A demissão de Fedorov e o futuro da resistência ucraniana
Opor-se ao neoliberalismo do governo Zelensky não pode significar o apoio à crescente influência política do comando militar no país.
Foto: Mykhailo Fedorov, ex-ministro ucraniano da Defesa. (Redes sociais/Reprodução)
A reforma ministerial no governo ucraniano gerou debates acalorados. Muitos discutem as personalidades envolvidas: se Mykhailo Fedorov foi um ministro eficaz, se ele se tornou influente demais ou se o presidente Zelenskyy busca eliminar possíveis rivais.
Essas questões podem ser politicamente relevantes. Mas elas deixam de lado a questão mais profunda.
A verdadeira questão é que tipo de Estado a Ucrânia está se tornando sob a pressão de uma longa guerra.

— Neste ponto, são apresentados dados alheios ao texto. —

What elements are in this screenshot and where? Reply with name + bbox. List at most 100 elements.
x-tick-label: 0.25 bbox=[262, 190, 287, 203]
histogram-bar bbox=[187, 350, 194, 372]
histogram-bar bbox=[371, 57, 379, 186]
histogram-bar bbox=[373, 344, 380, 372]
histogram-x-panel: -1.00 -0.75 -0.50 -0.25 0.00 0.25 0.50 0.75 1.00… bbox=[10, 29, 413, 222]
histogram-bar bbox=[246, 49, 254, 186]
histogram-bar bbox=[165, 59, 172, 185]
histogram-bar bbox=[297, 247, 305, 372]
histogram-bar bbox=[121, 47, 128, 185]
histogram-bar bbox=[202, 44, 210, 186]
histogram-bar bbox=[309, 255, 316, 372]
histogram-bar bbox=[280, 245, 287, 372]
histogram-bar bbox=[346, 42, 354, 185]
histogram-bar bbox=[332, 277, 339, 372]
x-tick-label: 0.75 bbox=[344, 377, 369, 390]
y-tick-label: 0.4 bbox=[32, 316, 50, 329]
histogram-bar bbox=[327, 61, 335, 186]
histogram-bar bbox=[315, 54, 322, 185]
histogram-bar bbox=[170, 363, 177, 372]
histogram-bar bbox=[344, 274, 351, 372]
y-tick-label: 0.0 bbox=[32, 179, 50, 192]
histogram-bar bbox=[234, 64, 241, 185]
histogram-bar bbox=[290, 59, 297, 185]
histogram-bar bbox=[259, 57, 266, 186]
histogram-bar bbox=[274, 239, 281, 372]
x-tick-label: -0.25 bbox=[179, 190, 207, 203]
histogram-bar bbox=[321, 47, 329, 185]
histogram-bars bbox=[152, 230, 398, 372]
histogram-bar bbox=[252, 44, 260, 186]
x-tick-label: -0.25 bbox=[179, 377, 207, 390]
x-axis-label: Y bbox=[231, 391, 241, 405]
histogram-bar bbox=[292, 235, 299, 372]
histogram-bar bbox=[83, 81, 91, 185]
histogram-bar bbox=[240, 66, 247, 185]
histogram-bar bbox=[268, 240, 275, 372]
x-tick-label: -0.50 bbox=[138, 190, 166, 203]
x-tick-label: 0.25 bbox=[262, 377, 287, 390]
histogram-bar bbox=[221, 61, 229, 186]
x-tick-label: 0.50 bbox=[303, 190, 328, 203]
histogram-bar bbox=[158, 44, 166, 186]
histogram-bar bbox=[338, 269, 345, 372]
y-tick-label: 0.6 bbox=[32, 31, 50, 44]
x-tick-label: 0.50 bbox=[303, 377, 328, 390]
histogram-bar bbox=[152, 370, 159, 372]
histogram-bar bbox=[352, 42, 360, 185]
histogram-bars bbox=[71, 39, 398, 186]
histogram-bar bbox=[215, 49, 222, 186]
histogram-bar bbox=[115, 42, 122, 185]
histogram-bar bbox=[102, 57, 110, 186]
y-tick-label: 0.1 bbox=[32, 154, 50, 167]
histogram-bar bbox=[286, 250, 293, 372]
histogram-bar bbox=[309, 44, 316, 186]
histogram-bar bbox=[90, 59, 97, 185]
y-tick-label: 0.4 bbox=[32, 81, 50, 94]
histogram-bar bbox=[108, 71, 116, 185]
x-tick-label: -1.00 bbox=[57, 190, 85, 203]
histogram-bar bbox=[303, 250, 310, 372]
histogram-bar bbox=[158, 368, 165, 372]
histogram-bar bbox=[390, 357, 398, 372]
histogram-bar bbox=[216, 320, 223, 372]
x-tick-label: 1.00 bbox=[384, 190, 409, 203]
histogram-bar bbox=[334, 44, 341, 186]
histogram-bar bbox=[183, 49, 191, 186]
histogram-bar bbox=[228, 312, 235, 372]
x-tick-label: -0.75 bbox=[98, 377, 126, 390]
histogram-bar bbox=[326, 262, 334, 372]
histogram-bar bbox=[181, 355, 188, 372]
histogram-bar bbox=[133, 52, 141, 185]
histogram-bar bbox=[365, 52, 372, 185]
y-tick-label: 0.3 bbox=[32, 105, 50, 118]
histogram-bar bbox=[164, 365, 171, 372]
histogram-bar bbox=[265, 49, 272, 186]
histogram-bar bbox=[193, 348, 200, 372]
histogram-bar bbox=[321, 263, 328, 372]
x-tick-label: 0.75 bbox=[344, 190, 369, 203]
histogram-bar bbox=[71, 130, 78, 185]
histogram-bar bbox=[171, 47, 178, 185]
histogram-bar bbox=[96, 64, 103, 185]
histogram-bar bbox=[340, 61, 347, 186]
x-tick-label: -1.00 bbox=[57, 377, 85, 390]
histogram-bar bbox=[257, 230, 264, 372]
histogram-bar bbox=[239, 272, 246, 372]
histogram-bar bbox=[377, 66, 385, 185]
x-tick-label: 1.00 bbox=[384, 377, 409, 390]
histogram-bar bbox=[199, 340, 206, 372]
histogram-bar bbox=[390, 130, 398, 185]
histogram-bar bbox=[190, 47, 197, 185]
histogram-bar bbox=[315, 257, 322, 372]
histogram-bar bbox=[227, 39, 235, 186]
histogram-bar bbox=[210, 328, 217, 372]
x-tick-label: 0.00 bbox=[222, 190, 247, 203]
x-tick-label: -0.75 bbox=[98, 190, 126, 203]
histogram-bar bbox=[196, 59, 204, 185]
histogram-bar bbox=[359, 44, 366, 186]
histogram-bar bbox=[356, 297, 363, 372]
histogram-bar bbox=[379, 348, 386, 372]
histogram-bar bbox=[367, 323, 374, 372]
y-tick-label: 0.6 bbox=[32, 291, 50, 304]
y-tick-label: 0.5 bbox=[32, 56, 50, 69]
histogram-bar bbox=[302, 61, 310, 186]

O Sotsialnyi Rukh* tem criticado consistentemente a agenda neoliberal de Fedorov. Sua visão do “Estado digital” tem significado, com demasiada frequência, desregulamentação, terceirização e enfraquecimento das proteções trabalhistas, ao mesmo tempo em que celebra o empreendedorismo ao estilo do Vale do Silício. Os trabalhadores têm todos os motivos para continuar críticos em relação a esse modelo.
No entanto, opor-se ao neoliberalismo não significa apoiar a crescente influência política do comando militar.
Relatos sugerindo que o Comandante-em-Chefe desempenhou um papel decisivo na determinação da composição do governo civil devem preocupar todos os que se comprometem com a democracia. Os líderes militares são responsáveis pelas operações militares. Os governos civis devem permanecer responsáveis perante a sociedade.
O debate estratégico vai muito além de um único ministro.
A Ucrânia enfrenta duas abordagens concorrentes para uma guerra prolongada.
Uma abordagem busca compensar a superioridade numérica da Rússia por meio de uma mobilização cada vez maior, centralização mais rígida e aquisições concentradas entre um número limitado de grandes fabricantes de equipamentos de defesa.
A outra busca compensar a desvantagem demográfica da Ucrânia por meio da inovação tecnológica, produção distribuída, concorrência entre desenvolvedores, rápida adaptação e uso extensivo de drones, robótica e sistemas digitais.
Para a Ucrânia, isso não é simplesmente uma questão de doutrina militar.
A Rússia pode arcar com enormes perdas humanas. A Ucrânia, não.
Todo soldado experiente é também um trabalhador, engenheiro, professor, médico ou pai cujo conhecimento será indispensável para a reconstrução do país após a guerra. Uma estratégia de defesa bem-sucedida deve, portanto, maximizar as vantagens tecnológicas da Ucrânia e, ao mesmo tempo, minimizar perdas humanas desnecessárias.
Isso não é apenas uma necessidade militar. É uma necessidade social.
Ao mesmo tempo, a modernização tecnológica não pode se tornar mais uma desculpa para a reestruturação neoliberal. O setor de defesa deve servir à sociedade, e não a monopólios privados. A inovação deve fortalecer a capacidade pública, condições de trabalho dignas e a prestação de contas democrática — e não enriquecer uma nova geração de oligarcas ou investidores estrangeiros.
A Ucrânia precisa tanto de democracia quanto de inovação.
Precisa de controle civil sobre as forças armadas.
Precisa de modernização tecnológica sem o dogma neoliberal.
E precisa de uma estratégia que defenda não apenas as fronteiras do Estado, mas também as pessoas que terão de reconstruir o país assim que a guerra terminar.
O futuro da Ucrânia não será decidido pela escolha entre facções rivais da elite política. Será decidido pela capacidade do país de se defender, ao mesmo tempo em que preserva os alicerces democráticos e sociais que valem a pena defender.
* O Sotsialnyi Rukh (Movimento Social) é a principal organização socialista ucraniana.